Systems being used in Singapore, Australia, Norway, Israel, Czech Republic, Iceland and Austria all scored a perfect 5 on the MIT index, which reviewed apps implemented by a total of 25 countries.
Only China, which failed to meet any of the criteria due to the complete secrecy of its app, and Turkey, Bulgaria, France, Ghana, Iran, Ireland, and Malaysia — which all met just 1 of the 5 criteria — have worse scores than India.
The U.S. hasn’t yet rolled out a national tracking app, but the government is working with technology companies to get one into use.
“Sophisticated surveillance system?”
Some fear India’s app could be used in a way that would violate civil liberties, including by helping to build a state surveillance system that could be exploited after the app outlives its coronavirus-tracking purpose.
Indian opposition leader Rahul Gandhi has called the app “a sophisticated surveillance system, outsourced to a pvt [private] operator, with no institutional oversight.”
“In Europe, the data has largely been aggregated and anonymized,” noted the MIT Technology Review.
Concerns that the app could be used as a surveillance tool come with the backdrop of an existing trust deficit between the government and many citizens. Hundreds took part in protests, which turned deadly, against the government’s plan to roll out a National Register of Citizens (NRC), along with a new citizenship law widely criticized as racist for singling out Muslims.
Concessions, and expansion
As coronavirus cases in India mount — over 82,000 cases and 2,600 deaths so far — the government has tried to address concerns about its tracking app.

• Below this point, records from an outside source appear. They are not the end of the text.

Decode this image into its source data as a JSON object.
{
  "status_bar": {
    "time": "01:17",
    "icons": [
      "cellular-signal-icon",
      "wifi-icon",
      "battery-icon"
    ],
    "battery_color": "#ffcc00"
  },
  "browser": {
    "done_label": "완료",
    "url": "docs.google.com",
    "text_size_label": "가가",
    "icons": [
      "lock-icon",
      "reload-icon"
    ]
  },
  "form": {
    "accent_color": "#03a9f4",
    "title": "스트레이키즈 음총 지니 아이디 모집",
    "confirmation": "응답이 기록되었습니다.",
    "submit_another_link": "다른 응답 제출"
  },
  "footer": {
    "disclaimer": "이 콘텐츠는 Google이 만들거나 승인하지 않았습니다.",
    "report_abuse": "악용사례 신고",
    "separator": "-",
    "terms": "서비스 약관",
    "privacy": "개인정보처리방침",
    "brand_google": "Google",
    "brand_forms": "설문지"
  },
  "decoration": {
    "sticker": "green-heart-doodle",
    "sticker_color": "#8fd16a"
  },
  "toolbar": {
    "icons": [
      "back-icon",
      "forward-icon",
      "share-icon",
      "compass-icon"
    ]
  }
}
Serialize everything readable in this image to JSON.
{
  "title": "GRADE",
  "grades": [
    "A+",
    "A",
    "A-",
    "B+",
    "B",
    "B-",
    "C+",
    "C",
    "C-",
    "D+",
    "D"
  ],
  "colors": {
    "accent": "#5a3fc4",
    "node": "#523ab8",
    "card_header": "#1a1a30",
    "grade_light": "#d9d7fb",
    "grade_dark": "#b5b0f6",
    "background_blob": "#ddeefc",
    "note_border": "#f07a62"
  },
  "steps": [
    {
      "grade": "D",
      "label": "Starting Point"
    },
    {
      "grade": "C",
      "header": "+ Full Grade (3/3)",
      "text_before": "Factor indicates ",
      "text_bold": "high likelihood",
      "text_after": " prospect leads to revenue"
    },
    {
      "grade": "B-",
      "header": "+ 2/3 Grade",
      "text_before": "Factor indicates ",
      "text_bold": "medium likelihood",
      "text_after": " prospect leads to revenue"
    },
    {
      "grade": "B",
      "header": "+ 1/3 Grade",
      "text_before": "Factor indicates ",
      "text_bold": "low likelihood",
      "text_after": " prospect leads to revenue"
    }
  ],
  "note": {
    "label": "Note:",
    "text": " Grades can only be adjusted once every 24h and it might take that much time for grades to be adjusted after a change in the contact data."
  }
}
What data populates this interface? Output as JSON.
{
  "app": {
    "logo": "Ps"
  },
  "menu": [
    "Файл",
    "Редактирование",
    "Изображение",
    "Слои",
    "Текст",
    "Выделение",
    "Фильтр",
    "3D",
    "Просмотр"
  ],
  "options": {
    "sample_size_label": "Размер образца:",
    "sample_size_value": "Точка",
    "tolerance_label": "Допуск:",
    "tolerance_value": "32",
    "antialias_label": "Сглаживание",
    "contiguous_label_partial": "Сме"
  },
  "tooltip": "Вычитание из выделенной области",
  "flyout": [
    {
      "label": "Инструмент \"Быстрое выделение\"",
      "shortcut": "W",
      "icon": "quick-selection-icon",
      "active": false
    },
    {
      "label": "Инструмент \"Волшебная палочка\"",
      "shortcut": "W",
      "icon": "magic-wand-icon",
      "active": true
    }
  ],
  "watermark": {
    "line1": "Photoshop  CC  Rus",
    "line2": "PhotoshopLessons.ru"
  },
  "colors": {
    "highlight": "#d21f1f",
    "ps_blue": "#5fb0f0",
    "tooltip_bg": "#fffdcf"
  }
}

On Monday, the government said it would give users an option to seek deletion of their data within 30 days of making a request. It also issued new data processing “guidelines” to various agencies involved in controlling the spread of the virus, banning storage of data for more than six months and warning violators they could face jail time.
Without a national data protection law, however, the concerns over the app’s privacy and data safeguards — and its mandatory use for millions — won’t easily be laid to rest.
India’s parliament has been considering such legislation since last year. The man who wrote the draft, Justice B N Srikrishna, a former Supreme Court justice, told The Indian Express that the government’s move to make the app obligatory for so many people was “utterly illegal”.
“Under what law do you mandate it on anyone? So far it is not backed by any law,” said the former judge.
The New Delhi based Internet Freedom Foundation has challenged the legality of an order by authorities in the Delhi suburb of Noida making installation of the app mandatory for everyone, and threatening violators with possible fines, or even jail.
The government, meanwhile, is considering expanding the mandate for the app. It already covers all train travelers, and it may also apply to air passengers once the world’s biggest COVID-lockdown lifts and flights resume.